Founder Hits & Misses from Ariel Poler, one truly Bad Ass Advisor
Ariel Poler, a friend, world-class kitesurfer and experienced technologist who is now obsessed with what he calls human augmentation, has been a bad ass advisor for decades (with Strava, StumbleUpon, Thumbtack, Freedom Financial among others).
He takes an all-in approach, has a waiting list of firms seeking his counsel and is particularly thoughtful. He recently gave a keynote at the recent Vator Splash event in Oakland and shared his speech with us. It’s so damn incredibly on point that we wanted to share it across our Bad Ass Advisors network, which I started last year to connect bad ass advisors with bad ass companies in the health and tech fields.
Hit: Focus on direction & execution over speed
- Speed is overrated!
- What good is going fast in the wrong direction?
- The better you understand where you need to go, the faster you can move
- Move fast to determine the right direction! Then get your execution right and step on it…
- But, never stand still!
Hit: Take Risks. One at at time!
- Make big bold bets. All of the most successful entrepreneurs do!

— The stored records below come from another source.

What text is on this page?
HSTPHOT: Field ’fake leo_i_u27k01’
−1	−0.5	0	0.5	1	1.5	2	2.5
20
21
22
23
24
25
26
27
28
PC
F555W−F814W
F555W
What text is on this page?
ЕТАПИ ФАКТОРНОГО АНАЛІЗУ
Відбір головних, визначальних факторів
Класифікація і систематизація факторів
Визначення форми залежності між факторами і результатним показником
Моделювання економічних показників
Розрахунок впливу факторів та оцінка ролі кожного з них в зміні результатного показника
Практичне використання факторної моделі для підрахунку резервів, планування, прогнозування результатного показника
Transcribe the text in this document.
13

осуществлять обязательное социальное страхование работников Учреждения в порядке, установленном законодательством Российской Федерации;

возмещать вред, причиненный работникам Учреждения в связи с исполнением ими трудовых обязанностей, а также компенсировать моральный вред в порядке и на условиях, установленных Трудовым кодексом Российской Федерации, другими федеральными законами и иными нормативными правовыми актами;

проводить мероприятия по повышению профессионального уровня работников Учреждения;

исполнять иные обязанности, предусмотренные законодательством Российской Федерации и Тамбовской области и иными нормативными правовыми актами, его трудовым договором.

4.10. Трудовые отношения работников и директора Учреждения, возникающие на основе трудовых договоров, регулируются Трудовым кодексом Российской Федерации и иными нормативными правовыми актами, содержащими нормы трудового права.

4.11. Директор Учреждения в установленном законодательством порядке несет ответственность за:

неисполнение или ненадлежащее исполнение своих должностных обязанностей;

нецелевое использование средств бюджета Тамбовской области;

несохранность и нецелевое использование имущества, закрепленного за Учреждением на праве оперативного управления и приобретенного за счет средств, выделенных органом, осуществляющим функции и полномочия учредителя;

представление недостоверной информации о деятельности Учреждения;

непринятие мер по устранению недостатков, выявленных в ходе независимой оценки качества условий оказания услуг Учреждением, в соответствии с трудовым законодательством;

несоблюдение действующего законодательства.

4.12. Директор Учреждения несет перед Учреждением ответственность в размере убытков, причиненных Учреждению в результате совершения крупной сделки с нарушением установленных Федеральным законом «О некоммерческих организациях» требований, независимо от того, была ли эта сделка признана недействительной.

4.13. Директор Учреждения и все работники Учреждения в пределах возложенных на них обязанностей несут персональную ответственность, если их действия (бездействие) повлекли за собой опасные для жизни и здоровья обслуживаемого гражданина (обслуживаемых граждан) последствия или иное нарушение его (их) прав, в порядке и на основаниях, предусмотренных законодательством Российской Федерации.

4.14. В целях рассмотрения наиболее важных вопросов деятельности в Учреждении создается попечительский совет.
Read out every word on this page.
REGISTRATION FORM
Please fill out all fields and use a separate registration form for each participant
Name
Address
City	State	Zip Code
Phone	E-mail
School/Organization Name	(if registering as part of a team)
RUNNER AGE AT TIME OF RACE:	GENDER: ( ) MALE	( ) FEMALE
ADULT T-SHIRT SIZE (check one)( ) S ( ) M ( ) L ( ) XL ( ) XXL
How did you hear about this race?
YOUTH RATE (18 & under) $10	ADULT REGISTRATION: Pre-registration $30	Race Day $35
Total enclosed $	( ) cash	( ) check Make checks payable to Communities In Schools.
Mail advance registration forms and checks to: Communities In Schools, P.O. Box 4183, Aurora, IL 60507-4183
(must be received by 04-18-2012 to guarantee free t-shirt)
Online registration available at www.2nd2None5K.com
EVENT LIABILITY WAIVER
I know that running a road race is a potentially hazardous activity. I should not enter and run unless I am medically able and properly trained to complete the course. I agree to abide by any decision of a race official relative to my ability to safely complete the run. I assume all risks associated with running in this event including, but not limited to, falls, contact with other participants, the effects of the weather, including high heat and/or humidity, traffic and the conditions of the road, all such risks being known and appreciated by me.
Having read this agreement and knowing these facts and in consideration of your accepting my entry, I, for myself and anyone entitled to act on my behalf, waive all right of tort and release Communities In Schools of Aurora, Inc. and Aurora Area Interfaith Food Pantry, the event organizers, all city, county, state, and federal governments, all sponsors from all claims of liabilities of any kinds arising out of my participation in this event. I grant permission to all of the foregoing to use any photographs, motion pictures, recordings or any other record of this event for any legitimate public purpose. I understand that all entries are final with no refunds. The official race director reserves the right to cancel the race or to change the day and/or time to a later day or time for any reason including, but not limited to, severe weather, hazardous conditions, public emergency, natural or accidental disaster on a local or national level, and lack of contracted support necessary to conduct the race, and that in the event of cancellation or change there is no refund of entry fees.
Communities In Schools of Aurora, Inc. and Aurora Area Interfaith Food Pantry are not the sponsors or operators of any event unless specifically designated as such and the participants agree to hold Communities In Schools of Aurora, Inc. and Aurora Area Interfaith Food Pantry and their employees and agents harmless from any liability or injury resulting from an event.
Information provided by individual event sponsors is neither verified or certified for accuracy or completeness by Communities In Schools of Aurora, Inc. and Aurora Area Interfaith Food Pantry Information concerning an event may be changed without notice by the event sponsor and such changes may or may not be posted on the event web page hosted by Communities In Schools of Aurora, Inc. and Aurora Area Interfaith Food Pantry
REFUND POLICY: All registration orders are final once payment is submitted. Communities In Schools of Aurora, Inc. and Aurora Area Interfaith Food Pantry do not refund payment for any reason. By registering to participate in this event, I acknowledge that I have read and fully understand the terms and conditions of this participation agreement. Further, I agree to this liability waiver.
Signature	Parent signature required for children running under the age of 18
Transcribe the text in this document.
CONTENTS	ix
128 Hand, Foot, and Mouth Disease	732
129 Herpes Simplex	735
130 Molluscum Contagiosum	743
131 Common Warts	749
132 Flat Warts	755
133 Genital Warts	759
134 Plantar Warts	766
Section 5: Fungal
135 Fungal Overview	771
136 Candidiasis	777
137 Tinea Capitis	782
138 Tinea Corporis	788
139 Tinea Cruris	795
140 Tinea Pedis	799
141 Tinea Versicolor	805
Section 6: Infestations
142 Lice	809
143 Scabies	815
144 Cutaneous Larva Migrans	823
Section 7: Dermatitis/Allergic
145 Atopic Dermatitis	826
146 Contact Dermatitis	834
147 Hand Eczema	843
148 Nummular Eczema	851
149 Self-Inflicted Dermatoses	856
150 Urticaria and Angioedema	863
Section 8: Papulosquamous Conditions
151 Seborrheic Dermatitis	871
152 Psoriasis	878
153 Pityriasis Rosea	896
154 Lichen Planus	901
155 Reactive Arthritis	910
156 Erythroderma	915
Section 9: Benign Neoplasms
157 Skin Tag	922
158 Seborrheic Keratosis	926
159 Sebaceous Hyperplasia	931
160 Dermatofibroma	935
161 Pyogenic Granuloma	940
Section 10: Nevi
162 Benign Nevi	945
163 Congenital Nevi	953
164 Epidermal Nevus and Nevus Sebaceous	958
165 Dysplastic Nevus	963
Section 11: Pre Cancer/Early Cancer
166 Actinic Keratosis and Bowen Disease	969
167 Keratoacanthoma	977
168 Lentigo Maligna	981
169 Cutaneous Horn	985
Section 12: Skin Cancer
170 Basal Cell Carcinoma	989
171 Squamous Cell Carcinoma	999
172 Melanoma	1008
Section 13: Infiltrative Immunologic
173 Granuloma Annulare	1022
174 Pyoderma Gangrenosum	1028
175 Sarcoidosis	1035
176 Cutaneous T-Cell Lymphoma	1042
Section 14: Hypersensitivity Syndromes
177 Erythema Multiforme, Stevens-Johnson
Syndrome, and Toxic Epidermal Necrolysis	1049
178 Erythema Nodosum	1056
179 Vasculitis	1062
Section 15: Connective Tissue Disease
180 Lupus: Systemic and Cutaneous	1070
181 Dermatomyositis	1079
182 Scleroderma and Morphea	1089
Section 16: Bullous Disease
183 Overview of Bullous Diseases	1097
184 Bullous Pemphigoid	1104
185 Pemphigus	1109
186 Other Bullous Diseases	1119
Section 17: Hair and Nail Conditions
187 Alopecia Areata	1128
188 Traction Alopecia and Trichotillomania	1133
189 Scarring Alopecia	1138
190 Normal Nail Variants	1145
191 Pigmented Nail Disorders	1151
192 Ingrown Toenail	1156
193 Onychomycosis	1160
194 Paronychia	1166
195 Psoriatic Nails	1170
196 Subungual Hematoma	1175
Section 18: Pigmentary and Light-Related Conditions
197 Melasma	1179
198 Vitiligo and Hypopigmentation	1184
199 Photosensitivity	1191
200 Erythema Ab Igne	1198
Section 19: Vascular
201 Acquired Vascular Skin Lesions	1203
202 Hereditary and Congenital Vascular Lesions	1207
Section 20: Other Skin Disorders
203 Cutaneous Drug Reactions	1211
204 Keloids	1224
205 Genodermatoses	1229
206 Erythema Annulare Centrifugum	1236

- Diversify over time: focusing on one thing at a time. Don’t “hedge your bets”.
- But, it is OK to experiment with different things for a while until you decide what you want to focus on. Just for a while…
Hit: Buy Yourself Time
- Always have plenty of runway — do round extensions if necessary (and viable)
- If you can’t raise more money, cut your burn. The earlier you do it, the less painful it will be
Hit: Control the timing of your financing’s
- Once you have one term sheet, even a crappy one, you have leverage
- Three weeks or three months? Same outcome. Give investors a deadline! I’ve seen deals done in a week
- If you don’t have a term sheet, try to create some other forcing function
- Avoid a permanent state of fundraising. Focus on the business and fundraise when you are ready
Hit: Know how to ask for help
- We have a very supportive culture in Silicon Valley.
- We focus on relationships rather than transactions.
- But, to get help, you must do your homework:
- Determine the right people to talk to
- The appropriate topics you want to discuss
- Help us help you…
- Be Specific
- Add value
Miss: Trying to follow all the advice you get
- Silicon Valley is very diverse and there are many philosophies and approaches that co-exist here
- Context is key
- You must find the approach that works for you
- Customize learnings to your situation
Miss: Believing everything you read in blogs and books
- Most success stories are made with 20/20 revisionist hindsight
- It often takes time, e.g. StumbleUpon and Twitter were not overnight successes as some people think…
- Hindsight gives great strategic vision. In most cases, successes are built incrementally.
Miss: Fast to hire, slow to fire
- The moment you start thinking someone might not be working out, they aren’t
- But letting someone go is difficult and painful for everyone, so don’t cut corners when hiring.
- Same goes for co-founders, service providers, and others.
- Prioritize talent Over experience
- Do thorough references!!! Or better yet, a trial period.
Miss: Focusing on the pitch rather than the investor
- It is all about investor fit
- Think about dating… Who cares about the restaurant choice if there is no chemistry
- Don’t chase the metrics or the checkboxes
- And, don’t get greedy
Miss: trying to solve investors excuses
Most investors do deals when they get excited. But they don’t like to say “I am not excited”, so instead they use an easy excuses, such as:
- You are too early
- The deal is too small
- I want to see more customers/revenues/technology
Be careful about trying to “solve” their excuses, because once you do, they are likely to find others. Instead, figure out how to get them excited. Or, better yet, focus on the business.
Investors like to keep their options open.